Bu örnekler Filistinli akademisyen Nadera Shalhoub-Kevorkian'ın “çocuksuzlaştırma” olarak adlandırdığı durumu ortaya koymaktadır. Shalhoub-Kevorkian bu terimi, sömürge bağlamında çocuklara yönelik şiddete eşlik eden insanlık dışı muameleyi ifşa etmek için ortaya atmıştır. İşgal altındaki ve sömürgeleştirilmiş Filistin'de Filistinli çocuklar, kendilerine uygulanan vahşeti meşrulaştırmak için çocukluklarından mahrum bırakılıyor.
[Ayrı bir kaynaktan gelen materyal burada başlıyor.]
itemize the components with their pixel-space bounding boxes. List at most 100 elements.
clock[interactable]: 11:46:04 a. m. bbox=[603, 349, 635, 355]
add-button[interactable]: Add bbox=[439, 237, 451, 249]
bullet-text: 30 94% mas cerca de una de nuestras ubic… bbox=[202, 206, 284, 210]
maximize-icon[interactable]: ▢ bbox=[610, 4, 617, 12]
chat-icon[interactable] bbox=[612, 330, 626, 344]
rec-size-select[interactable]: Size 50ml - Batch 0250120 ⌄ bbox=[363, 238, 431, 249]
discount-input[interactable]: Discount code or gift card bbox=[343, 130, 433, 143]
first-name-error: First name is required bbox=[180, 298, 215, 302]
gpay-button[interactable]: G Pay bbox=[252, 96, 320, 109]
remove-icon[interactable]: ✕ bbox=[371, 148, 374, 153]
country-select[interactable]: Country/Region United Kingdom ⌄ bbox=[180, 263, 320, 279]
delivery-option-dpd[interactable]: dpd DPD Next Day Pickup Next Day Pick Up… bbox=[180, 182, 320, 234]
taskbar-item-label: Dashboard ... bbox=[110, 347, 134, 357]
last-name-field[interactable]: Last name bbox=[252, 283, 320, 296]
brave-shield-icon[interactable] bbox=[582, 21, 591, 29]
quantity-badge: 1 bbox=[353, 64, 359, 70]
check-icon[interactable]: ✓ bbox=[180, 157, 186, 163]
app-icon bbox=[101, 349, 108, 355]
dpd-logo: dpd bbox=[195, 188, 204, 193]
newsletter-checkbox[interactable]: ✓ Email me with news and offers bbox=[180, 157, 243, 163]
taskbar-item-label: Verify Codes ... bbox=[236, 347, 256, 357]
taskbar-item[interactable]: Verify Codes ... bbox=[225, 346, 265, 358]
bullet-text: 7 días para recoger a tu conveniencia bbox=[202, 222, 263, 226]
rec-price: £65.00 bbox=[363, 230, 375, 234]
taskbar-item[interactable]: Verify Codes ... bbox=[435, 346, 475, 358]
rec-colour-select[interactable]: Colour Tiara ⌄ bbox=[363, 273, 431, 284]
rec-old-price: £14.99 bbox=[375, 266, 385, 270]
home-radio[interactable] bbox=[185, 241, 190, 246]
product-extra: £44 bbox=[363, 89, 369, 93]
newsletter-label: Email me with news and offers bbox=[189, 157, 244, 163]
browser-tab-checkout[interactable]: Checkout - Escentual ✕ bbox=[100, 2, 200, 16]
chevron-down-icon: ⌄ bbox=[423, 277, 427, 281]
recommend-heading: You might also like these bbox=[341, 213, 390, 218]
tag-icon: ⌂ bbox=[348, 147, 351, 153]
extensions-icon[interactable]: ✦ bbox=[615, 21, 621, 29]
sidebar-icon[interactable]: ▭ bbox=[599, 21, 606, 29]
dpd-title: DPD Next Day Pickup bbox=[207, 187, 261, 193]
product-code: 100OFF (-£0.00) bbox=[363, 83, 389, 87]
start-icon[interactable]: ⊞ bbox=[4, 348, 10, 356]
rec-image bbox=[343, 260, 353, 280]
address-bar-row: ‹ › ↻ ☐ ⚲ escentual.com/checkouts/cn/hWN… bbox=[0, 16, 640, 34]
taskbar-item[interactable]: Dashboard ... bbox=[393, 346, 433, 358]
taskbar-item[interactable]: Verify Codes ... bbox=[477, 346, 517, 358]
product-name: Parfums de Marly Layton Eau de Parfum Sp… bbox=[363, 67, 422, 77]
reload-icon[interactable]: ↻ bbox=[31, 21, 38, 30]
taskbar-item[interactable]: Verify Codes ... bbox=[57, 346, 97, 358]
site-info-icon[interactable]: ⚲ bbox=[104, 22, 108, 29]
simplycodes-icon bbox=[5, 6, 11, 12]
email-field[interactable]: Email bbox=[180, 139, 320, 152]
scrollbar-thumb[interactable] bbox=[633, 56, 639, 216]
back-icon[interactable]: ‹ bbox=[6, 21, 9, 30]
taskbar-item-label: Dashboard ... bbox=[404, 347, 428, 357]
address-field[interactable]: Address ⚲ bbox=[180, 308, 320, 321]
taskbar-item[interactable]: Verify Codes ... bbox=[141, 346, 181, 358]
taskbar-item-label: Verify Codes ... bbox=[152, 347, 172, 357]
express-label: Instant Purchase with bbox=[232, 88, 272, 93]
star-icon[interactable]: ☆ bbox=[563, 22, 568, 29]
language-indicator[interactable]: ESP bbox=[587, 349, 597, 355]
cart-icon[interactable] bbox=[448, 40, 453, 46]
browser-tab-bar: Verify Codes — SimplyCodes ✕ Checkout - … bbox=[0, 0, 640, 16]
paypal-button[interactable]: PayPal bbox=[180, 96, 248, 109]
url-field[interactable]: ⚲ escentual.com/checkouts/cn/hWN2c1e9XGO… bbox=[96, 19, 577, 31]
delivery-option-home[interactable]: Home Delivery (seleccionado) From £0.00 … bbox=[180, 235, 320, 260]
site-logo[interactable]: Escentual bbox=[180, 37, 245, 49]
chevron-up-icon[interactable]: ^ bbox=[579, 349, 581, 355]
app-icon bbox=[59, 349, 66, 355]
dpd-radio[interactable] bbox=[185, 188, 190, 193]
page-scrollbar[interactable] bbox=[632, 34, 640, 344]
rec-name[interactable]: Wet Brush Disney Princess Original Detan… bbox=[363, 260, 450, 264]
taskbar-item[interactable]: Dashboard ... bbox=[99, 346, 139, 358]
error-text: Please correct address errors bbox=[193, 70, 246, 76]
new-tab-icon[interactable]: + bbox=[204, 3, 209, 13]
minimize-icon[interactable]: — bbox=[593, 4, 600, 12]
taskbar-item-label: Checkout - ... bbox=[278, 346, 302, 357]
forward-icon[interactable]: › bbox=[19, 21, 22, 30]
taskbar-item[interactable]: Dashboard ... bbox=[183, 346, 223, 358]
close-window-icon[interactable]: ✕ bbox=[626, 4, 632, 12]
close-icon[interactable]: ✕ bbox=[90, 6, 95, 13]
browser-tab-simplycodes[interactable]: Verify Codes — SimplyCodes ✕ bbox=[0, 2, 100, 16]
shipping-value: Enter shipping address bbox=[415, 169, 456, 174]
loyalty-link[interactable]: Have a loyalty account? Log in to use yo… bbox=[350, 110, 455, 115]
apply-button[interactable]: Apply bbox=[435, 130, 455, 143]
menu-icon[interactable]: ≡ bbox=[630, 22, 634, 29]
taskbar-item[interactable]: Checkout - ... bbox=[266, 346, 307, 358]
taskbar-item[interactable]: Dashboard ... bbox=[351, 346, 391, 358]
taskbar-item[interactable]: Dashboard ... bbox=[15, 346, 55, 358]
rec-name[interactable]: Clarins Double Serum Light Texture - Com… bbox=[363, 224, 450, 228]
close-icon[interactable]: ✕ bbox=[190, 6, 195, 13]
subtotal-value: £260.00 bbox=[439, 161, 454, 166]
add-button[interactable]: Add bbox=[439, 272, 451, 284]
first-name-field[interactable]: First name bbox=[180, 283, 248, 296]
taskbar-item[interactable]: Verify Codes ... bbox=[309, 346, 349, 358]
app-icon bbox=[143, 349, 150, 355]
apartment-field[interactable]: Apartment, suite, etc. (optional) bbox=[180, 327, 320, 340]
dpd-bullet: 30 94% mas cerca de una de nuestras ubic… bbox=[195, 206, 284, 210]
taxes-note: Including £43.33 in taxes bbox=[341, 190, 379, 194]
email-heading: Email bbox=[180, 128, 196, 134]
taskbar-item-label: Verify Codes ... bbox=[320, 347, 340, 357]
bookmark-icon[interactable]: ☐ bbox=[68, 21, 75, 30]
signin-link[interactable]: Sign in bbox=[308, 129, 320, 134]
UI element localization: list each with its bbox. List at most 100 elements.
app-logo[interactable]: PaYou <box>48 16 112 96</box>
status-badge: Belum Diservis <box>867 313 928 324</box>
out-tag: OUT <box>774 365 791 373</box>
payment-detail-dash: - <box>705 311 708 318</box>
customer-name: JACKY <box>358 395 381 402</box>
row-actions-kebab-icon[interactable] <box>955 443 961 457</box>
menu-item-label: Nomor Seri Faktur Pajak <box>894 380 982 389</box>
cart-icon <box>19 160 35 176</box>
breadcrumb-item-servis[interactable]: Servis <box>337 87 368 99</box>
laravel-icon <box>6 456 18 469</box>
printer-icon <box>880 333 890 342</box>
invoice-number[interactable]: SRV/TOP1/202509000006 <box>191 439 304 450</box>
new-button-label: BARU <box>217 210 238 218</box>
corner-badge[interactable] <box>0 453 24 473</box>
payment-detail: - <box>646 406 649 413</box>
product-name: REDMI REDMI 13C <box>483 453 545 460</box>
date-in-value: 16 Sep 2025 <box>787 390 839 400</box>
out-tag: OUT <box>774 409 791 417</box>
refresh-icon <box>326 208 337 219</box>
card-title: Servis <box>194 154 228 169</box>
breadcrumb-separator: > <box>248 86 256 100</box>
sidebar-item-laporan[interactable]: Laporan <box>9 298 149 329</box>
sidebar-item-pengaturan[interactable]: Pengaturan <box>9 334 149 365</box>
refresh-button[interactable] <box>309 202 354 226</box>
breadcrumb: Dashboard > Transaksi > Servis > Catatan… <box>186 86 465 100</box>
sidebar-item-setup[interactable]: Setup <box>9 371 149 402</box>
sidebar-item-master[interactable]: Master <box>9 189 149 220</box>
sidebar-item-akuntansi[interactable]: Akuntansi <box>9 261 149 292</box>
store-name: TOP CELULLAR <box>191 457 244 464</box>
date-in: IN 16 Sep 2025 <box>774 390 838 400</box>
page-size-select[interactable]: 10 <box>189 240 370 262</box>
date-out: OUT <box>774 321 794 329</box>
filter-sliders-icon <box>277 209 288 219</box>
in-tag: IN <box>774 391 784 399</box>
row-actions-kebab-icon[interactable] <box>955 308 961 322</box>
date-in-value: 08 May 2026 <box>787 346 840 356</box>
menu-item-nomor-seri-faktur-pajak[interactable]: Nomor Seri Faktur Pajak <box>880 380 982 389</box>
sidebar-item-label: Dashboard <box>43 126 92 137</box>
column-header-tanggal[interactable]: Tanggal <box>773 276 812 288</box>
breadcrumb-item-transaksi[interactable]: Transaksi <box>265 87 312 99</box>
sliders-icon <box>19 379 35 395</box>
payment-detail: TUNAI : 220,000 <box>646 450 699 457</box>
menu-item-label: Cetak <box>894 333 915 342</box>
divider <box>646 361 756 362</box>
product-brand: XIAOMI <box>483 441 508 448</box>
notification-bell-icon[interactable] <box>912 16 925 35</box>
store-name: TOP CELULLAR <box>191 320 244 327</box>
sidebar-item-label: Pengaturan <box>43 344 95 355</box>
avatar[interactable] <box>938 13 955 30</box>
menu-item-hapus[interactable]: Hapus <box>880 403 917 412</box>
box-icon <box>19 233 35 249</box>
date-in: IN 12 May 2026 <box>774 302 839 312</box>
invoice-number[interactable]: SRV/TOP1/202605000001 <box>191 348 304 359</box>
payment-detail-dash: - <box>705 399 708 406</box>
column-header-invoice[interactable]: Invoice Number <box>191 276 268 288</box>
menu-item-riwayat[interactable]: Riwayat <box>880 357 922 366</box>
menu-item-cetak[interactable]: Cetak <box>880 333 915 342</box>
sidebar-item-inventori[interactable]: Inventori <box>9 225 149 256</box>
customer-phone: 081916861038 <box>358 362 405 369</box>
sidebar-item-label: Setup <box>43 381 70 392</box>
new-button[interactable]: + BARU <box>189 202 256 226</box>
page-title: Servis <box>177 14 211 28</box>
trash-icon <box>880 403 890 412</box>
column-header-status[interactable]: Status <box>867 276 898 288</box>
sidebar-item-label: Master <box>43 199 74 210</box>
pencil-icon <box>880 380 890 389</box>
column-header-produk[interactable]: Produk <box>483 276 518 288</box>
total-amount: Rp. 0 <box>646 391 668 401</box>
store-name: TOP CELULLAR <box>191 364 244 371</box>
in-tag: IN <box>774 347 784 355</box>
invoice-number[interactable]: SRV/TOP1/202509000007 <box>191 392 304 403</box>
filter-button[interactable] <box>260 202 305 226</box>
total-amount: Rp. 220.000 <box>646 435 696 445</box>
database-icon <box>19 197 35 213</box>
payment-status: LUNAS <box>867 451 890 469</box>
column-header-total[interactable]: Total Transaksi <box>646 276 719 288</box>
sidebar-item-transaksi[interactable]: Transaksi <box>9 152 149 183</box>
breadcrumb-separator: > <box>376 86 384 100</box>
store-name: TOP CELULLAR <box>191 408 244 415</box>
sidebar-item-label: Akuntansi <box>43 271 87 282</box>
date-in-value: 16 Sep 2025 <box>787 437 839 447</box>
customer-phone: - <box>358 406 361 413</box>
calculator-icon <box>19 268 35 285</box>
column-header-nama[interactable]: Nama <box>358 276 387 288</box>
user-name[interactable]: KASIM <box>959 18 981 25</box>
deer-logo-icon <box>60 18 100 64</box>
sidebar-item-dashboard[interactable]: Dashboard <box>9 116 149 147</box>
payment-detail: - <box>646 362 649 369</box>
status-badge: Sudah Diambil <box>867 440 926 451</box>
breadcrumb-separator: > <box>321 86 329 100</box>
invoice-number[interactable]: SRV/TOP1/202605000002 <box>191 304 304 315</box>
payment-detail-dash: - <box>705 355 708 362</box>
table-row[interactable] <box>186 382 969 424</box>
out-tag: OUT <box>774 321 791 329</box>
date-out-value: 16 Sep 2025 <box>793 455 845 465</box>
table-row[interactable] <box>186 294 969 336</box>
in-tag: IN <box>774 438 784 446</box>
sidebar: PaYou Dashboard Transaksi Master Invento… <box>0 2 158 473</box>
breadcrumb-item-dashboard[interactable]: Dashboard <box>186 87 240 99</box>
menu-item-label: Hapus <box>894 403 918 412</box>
Filistinli çocuklar onlarca yıldır İsrail rejimi ve Batı tarafından ya diğer çocuklardan daha aşağı ya da hiç çocuk değillermiş gibi resmedildi; genellikle “terörist” olma potansiyeline sahip yetişkinlerle bir tutuldular. Bu şekilde, doğaları gereği tehlikeli olarak görülmekte ve “çocuk” statüsünden ve ona atfedilen masumiyet çağrışımından mahrum bırakılmaktadırlar.
“Çocuksuzlaştırma-yetişkin gösterme” sadece Filistinli çocukların öldürülmesini ve sakat bırakılmasını örtbas etmekle kalmıyor; aynı zamanda kaçırılmalarını, gözaltına alınmalarını ve İsrail hapishanelerinde istismar edilmelerini de kolaylaştırıyor.
Geçtiğimiz yıl, Kudüs Silvan'dan 14 yaşındaki Filistinli çocuk Ayham al Salaymeh, bir İsrail hapishanesinde hapis cezası alan en küçük Filistinli oldu. Ayham iki yıl önce tutuklanmış ve yasadışı İsrailli yerleşimcilere taş atmakla suçlanmıştı.
Ayham al Salaymeh 14 yaşında en küçük Filistinli mahkûm oldu
Filistinli çocukların “terörizm” olarak sınıflandırılan büyük suçlar nedeniyle hapsedilmesine izin veren yeni İsrail mevzuatı uyarınca mahkûm edilmeden önce iki yıl boyunca sorgulandı ve ev hapsinde tutuldu. İsrail dünyada çocukları sistematik olarak yargılayan ve hapseden tek ülkedir.
İsrail medyası, Ayham gibi Filistinli çocukları, hapsedilmelerini ve işkence görmelerini haklı göstermek için rutin olarak potansiyel güvenlik tehdidi, beyinleri yıkanmış küçükler ya da canlı kalkan olarak damgalıyor.
Soykırım Filistin geneline yayıldıkça, korkunç gerçek şu ki, dünya seyrederken daha fazla Filistinli çocuk ve yetişkin İsrail ordusu tarafından öldürülecek. Öldürülmeleri Batılı ana akım medya tarafından haber yapılmayacak, aileleriyle röportaj yapan ve çocukluklarından kolajlar (resim teknikleri kullanılarak yapılan bir tür sanat) sunan bölümler olmayacak ve dünya liderlerinden kınama açıklamaları gelmeyecek. Filistinli çocuklar fiilen çocukluklarından ve onunla birlikte insanlıklarından mahrum bırakıldılar.
* Yara Hawari, Filistin Politika Ağı Al-Shabaka'nın eş direktörüdür. Daha önce Filistin politikası uzmanı ve kıdemli analist olarak görev yapmıştır. Doktorasını Exeter Üniversitesi'nde Orta Doğu Siyaseti alanında tamamlayan Yara, burada çeşitli lisans dersleri verdi ve onursal araştırma görevlisi olarak çalışmaya devam ediyor. Yerli çalışmaları ve sözlü tarih üzerine odaklanan akademik çalışmalarının yanı sıra, çeşitli medya kuruluşları için sık sık siyasi yorum yazıları yazmaktadır.